The scope of the application was proposed to fall under a health claim based on newly developed scientific evidence and including a request for the protection of proprietary data.
The food constituent that is the subject of the health claim is Prolibra® in relation to “helps to reduce body fat while preserving lean muscle” in the context of energy restriction for weight loss.
Prolibra® was described by the applicant as a partially hydrolysed whey protein isolate containing whey protein, peptides and milk minerals. The applicant denotes the peptides contained in Prolibra®as “weight loss peptides” and claims that these particular peptides contribute to the specificity of Prolibra® in relation to the claimed effect. However, no information was provided on the process of hydrolysis or on the characterisation of the peptides resulting from that process.
The applicant was requested to provide information inter alia on the process of hydrolysis, the degree of hydrolysis of the whey protein, and the full characterisation of the peptides. In reply, the applicant provided a general overview of the steps involved in the manufacturing of Prolibra® and some information on the hydrolysed protein component of the product. However, the full manufacturing process was not described, no information was provided on the enzyme used for hydrolysis or on the specific conditions applied, the amount of the hydrolysed whey protein component that is present in the final product was not specified, and no further information was available on the characterisation of the peptides.
The Panel notes that no information on the characterisation of Prolibra® in relation to the peptides claimed by the applicant to have a central role on the claimed effect has been provided in the two published human intervention studies (including the study reports and protocols for these two studies), the unpublished bioavailability study, or the unpublished animal study, which were provided for the scientific substantiation of the claim.

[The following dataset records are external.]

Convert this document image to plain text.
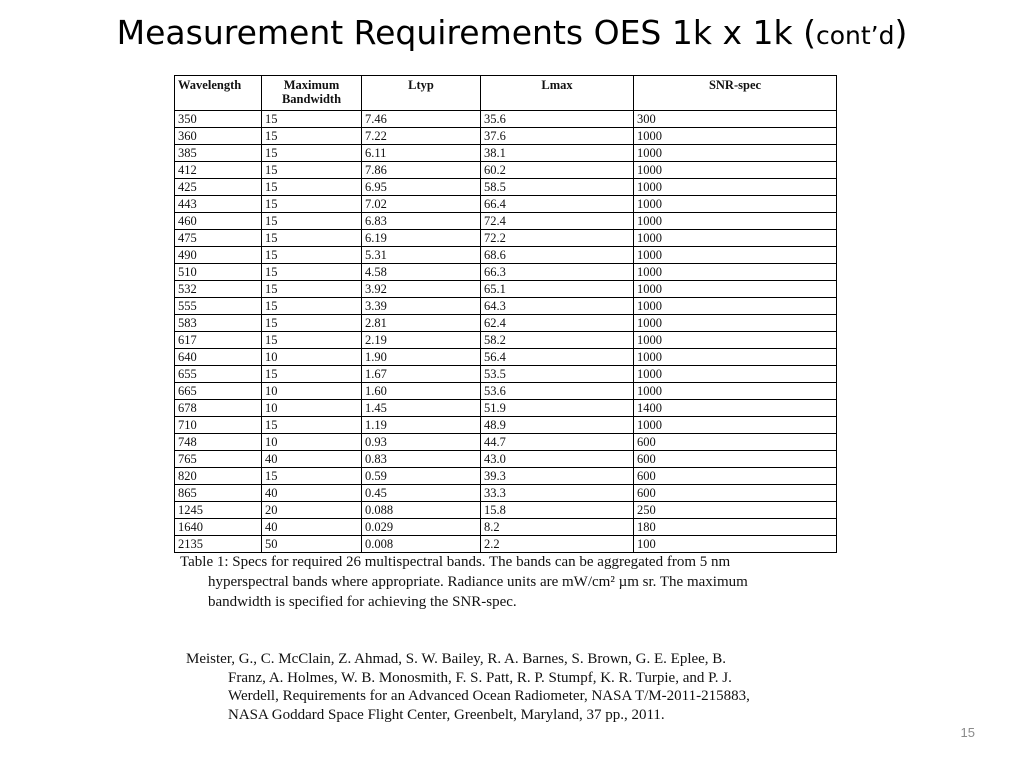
Measurement Requirements OES 1k x 1k (cont’d)
Wavelength	Maximum Bandwidth	Ltyp	Lmax	SNR-spec
350	15	7.46	35.6	300
360	15	7.22	37.6	1000
385	15	6.11	38.1	1000
412	15	7.86	60.2	1000
425	15	6.95	58.5	1000
443	15	7.02	66.4	1000
460	15	6.83	72.4	1000
475	15	6.19	72.2	1000
490	15	5.31	68.6	1000
510	15	4.58	66.3	1000
532	15	3.92	65.1	1000
555	15	3.39	64.3	1000
583	15	2.81	62.4	1000
617	15	2.19	58.2	1000
640	10	1.90	56.4	1000
655	15	1.67	53.5	1000
665	10	1.60	53.6	1000
678	10	1.45	51.9	1400
710	15	1.19	48.9	1000
748	10	0.93	44.7	600
765	40	0.83	43.0	600
820	15	0.59	39.3	600
865	40	0.45	33.3	600
1245	20	0.088	15.8	250
1640	40	0.029	8.2	180
2135	50	0.008	2.2	100
Table 1: Specs for required 26 multispectral bands. The bands can be aggregated from 5 nm
hyperspectral bands where appropriate. Radiance units are mW/cm² µm sr. The maximum
bandwidth is specified for achieving the SNR-spec.
Meister, G., C. McClain, Z. Ahmad, S. W. Bailey, R. A. Barnes, S. Brown, G. E. Eplee, B.
Franz, A. Holmes, W. B. Monosmith, F. S. Patt, R. P. Stumpf, K. R. Turpie, and P. J.
Werdell, Requirements for an Advanced Ocean Radiometer, NASA T/M-2011-215883,
NASA Goddard Space Flight Center, Greenbelt, Maryland, 37 pp., 2011.
15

The Panel notes that, while a specific fraction, i.e. the peptide fraction, of Prolibra®, is claimed to play a role on the claimed effect (i.e. “helps to reduce body fat while preserving lean muscle” in the context of energy restriction for weight loss), the information provided by the applicant was insufficient to characterise these peptides and thus the food constituent (i.e. Prolibra®) for which the claim is made.
The Panel considers that the food, Prolibra®, which is the subject of the health claim, is not sufficiently characterised in relation to the claimed effect.
The Panel concludes that a cause and effect relationship cannot be established between the consumption of Prolibra® and “helps to reduce body fat while preserving lean muscle” in the context of energy restriction for weight loss.